6. The lists of leisure activities and subjects for 'study' appear quite random. Why, for example, are three different types of dance included (dance, ballet, tap) while there is no mention of drama, music, or any of the hundreds of other activities children may participate in? Why does the list of subjects include pottery and electronics, but not history, geography or any languages other than English? Many home educated children learn about all kinds of things through living their everyday lives, without differentiating between different 'subjects'. For these children and their parents, it is not necessary or possible to demarcate 'study' of English from that of religion, or cooking from science. This question will therefore be meaningless for them.
7. What is the purpose of asking both children and parents whether the children read every day and for how long? For anyone who can read, reading is not a discrete activity that happens for a specific period of time each day. As well as enabling people to sit down and read a book, it is a skill used in all other aspects of life, and therefore cannot be measured in the way suggested by the questionnaire.
8. How will your research take account of the fact that some children may have not considered their plans for age 16? Or that their plans may change between now and when they reach that age? Many home educated children choose paths at or before age 16 that are not included on your list. For example, following courses of study other than GCSEs (eg Open University courses, Diplomas, or IGCSEs), becoming self-employed, or some combination of these with continuing home education.
9. Why does the children's questionnaire ask about whether children felt they could talk to adults at school about any problems, but not about whether they have someone to talk to about any problems now that they are home educated?

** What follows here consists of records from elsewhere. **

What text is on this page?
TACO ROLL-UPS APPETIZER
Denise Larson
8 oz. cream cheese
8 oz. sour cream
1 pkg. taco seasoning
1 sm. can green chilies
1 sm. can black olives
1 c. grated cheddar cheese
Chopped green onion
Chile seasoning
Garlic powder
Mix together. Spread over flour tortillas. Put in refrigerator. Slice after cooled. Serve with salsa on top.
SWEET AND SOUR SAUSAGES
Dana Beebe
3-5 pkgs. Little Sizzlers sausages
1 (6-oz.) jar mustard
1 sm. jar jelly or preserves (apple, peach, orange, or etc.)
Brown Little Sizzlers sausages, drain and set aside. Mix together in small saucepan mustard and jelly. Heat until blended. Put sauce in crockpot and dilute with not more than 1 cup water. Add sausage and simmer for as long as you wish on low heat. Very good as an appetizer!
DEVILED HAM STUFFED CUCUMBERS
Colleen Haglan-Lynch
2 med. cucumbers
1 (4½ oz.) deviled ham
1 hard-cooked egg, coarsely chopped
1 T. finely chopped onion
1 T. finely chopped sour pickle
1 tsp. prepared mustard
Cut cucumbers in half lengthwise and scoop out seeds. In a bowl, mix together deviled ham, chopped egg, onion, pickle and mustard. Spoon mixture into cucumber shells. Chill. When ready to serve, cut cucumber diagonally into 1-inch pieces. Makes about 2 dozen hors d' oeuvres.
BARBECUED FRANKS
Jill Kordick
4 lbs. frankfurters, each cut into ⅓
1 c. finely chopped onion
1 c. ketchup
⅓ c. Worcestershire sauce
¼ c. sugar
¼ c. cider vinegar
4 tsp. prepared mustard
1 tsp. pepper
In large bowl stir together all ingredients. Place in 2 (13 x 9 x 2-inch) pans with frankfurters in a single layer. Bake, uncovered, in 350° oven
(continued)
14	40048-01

Having seen the memorandum submitted by Ofsted to the Children, Families and Schools Select Committee's inquiry into the Badman Review of Elective Home Education (http://www.publications.parliament.uk/pa/cm200809/cmselect/cmchilsch/mem...), we are very concerned about any research into home educated children's lives being carried out on behalf of an organisation which believes that parents should be subjected to a CRB check before being permitted to educate their own children.
We are struck by the contrast between Ofsted's concern for the rights of home educated children to express a view about where they should be educated, and the response of schools and local authorities to those school pupils who express a view on their place of education by truanting or refusing to attend school. Will Ofsted now be recommending that the views of children being registered at school should be sought, and that statutory guidance should be issued to local authorities on the steps to be taken if a child does not wish to be educated at school?
For your information, a recent survey of home educated children and young people found that over 95% of the 771 respondents felt that their rights had been taken into account when the decision was made to choose home education. (http://www.ukhome-educators.co.uk/Survey/Home%20Educated%20Children%20Su...). Indeed many stated that the decision had wholly or primarily been their own.
We suggest that if you want to understand home education, you begin by reading the available research on the subject. For example:
- Paula Rothermel's 2002 study of over 1000 home educated children (http://www.pjrothermel.com/phd/Home.htm)
- How children learn at home, by Alan Thomas and Harriet Pattison (Continuum International Press, 2008)
- The Face of Home-based Education 1: Who, Why and How?, by Mike Fortune-Wood (Educational Heretics Press, 2005)
- The Face of Home-based Education 2: Numbers, Support, Special Needs, by Mike Fortune-Wood (Educational Heretics Press, 2006)
We look forward to receiving your response to our questions and comments.